Everyone ignores her, thankfully. The paramedics start questioning her again, but my girl is stubborn. She shakes her head when they ask her if she can get onto the stretcher on her own or if she needs help, and then flinches at the pain the action causes her. “No ambulance.”
“Austin, hush,” I tell her, the same demanding tone she’s used to hearing from me, but I’m surprised when it works. She doesn’t argue as they fit her with a neck brace and lift her onto the stretcher.
I follow after them like a puppy as they lift it and start making their way through the tight hallway, but hesitate as they transfer Austin to a gurney once they have the room to do so.
My stomach’s in my throat and I’d give anything to be alone right now so I can fall apart, but leaving her side sounds far worse.
The neighbors have gathered outside now, the blue and red lights beacons for gossip and sad eyes. Where was all of this concern while Austin was dealing with an abusive father for God knows how long?
“Hurry up if you’re riding with us,” the no-nonsense paramedic tells me as they load the gurney into the ambulance.

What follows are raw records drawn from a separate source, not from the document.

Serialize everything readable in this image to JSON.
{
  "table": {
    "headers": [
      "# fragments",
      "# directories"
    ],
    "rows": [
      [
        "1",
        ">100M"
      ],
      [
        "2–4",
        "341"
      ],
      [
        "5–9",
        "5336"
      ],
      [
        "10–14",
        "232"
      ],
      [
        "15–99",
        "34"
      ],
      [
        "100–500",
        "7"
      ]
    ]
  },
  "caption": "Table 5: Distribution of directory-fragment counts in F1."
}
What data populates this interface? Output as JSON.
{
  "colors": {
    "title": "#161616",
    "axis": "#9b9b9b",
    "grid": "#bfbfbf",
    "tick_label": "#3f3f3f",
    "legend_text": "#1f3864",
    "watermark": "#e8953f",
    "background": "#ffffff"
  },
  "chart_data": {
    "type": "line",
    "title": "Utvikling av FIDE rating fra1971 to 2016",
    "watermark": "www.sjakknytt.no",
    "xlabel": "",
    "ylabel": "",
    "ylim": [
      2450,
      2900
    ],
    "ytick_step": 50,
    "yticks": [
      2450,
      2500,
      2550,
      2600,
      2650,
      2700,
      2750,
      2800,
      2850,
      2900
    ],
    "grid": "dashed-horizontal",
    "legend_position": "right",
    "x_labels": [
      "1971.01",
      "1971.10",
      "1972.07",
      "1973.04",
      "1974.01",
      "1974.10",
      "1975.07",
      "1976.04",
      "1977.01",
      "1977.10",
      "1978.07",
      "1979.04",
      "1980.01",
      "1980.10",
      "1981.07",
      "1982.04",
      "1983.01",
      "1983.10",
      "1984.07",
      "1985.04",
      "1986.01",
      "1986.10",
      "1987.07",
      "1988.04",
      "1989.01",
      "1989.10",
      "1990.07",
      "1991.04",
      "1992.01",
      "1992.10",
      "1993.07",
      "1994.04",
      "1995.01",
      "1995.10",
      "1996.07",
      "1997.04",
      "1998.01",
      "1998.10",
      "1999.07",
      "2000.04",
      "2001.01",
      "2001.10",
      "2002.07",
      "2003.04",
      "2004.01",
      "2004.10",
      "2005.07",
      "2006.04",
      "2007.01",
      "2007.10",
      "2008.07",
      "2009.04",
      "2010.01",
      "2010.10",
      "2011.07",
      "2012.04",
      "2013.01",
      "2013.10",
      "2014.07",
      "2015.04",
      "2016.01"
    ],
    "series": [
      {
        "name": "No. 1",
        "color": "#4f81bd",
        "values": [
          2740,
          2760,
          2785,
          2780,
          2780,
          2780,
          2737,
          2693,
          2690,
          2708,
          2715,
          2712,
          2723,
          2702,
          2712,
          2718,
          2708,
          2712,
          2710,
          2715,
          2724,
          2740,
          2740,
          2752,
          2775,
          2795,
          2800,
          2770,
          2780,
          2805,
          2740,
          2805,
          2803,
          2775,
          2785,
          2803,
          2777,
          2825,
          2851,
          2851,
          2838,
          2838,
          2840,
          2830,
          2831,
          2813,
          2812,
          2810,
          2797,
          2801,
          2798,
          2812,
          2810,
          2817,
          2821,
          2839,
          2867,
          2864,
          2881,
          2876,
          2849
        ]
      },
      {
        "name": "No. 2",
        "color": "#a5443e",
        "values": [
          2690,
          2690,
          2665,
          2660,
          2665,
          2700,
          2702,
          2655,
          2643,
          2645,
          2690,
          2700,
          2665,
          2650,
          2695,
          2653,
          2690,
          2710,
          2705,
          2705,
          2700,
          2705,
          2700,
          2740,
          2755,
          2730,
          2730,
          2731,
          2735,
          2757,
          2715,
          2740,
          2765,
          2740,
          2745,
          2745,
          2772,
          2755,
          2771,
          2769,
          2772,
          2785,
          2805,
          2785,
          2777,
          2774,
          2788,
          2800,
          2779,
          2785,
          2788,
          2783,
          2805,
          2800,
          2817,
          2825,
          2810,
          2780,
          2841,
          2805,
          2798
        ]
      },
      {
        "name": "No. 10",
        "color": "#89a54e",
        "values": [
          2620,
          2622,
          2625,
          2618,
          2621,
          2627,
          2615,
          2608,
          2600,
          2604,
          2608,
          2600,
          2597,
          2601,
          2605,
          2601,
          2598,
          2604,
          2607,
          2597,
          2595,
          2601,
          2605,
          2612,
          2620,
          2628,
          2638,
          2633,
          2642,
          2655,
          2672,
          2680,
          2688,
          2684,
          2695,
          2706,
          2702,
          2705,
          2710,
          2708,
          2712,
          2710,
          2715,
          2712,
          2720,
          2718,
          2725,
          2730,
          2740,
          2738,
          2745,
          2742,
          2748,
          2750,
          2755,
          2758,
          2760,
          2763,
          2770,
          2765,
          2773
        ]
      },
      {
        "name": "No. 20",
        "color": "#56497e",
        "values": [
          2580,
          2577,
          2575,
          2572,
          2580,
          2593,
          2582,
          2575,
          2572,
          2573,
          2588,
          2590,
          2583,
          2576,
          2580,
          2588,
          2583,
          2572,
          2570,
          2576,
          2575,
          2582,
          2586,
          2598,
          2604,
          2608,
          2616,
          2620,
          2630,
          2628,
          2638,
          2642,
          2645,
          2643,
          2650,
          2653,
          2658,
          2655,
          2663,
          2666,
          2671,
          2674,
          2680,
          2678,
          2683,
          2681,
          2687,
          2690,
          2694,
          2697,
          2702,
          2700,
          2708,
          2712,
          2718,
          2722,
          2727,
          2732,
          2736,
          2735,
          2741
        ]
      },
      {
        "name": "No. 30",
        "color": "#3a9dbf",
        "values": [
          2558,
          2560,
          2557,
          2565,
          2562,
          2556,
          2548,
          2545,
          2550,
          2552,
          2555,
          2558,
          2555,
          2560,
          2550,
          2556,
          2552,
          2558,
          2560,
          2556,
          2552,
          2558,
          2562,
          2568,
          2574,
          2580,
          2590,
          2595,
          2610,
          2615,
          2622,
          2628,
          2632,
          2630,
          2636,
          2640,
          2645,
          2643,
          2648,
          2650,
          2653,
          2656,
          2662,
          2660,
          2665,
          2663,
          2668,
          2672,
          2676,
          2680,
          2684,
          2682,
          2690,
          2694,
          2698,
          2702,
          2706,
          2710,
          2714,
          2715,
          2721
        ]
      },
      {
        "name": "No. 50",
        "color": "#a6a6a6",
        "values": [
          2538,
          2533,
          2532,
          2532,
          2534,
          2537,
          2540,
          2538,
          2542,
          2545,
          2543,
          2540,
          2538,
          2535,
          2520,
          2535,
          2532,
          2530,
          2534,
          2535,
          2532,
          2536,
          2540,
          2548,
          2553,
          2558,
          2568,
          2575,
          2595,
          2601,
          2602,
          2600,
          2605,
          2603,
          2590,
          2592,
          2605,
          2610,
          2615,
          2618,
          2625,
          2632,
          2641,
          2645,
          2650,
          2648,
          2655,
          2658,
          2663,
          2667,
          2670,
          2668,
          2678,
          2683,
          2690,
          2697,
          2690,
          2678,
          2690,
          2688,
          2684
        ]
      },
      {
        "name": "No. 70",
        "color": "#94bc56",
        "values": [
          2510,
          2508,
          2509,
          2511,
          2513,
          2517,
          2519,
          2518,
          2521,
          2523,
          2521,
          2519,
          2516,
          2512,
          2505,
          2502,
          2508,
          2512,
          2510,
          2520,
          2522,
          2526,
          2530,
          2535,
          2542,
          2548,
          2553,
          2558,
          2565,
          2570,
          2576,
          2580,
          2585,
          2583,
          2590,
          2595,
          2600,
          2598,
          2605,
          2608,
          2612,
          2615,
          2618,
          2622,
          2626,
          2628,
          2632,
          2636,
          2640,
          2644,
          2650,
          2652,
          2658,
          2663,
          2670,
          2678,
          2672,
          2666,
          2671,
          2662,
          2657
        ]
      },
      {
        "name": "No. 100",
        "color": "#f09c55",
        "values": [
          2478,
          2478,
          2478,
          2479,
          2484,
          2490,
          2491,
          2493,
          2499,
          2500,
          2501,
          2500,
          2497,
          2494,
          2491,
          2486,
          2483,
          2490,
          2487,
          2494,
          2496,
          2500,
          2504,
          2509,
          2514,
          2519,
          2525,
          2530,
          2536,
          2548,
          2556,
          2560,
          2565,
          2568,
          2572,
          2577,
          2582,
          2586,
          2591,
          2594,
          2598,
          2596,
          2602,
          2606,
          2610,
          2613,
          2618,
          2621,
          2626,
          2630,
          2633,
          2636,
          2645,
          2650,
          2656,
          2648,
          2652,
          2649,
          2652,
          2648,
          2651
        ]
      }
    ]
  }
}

“Give me your gun and go,” Jameson says, snatching the weapon from my waistband before shoving me forward. “Text me when you know something. I’ll try to keep it from Kenny as long as I can.”

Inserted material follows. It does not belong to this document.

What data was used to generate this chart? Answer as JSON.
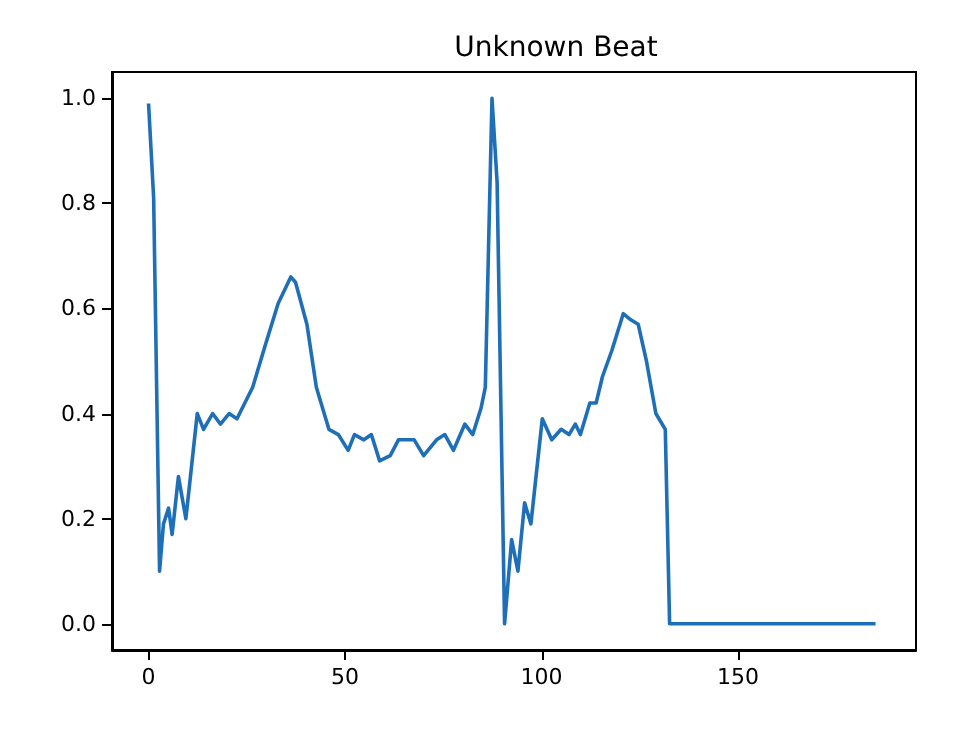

“Is she going to be okay?” I ask as I climb into the back of the ambulance, ignoring my brother unintentionally.
“Hard to know for sure yet, but I believe in her. She’s a strong one, I can tell.”
The sirens sound again and the ambulance pulls forward the second my ass hits the seat. My eyes flick over what I can see of Austin with a lump in my throat. There’s an IV in her hand and she’s asleep again, I think. I reach out to push the hair from her face, scared to touch anything else.
Beside me, the paramedic starts to pray under her breath.
I can’t decide if that’s a good sign or not.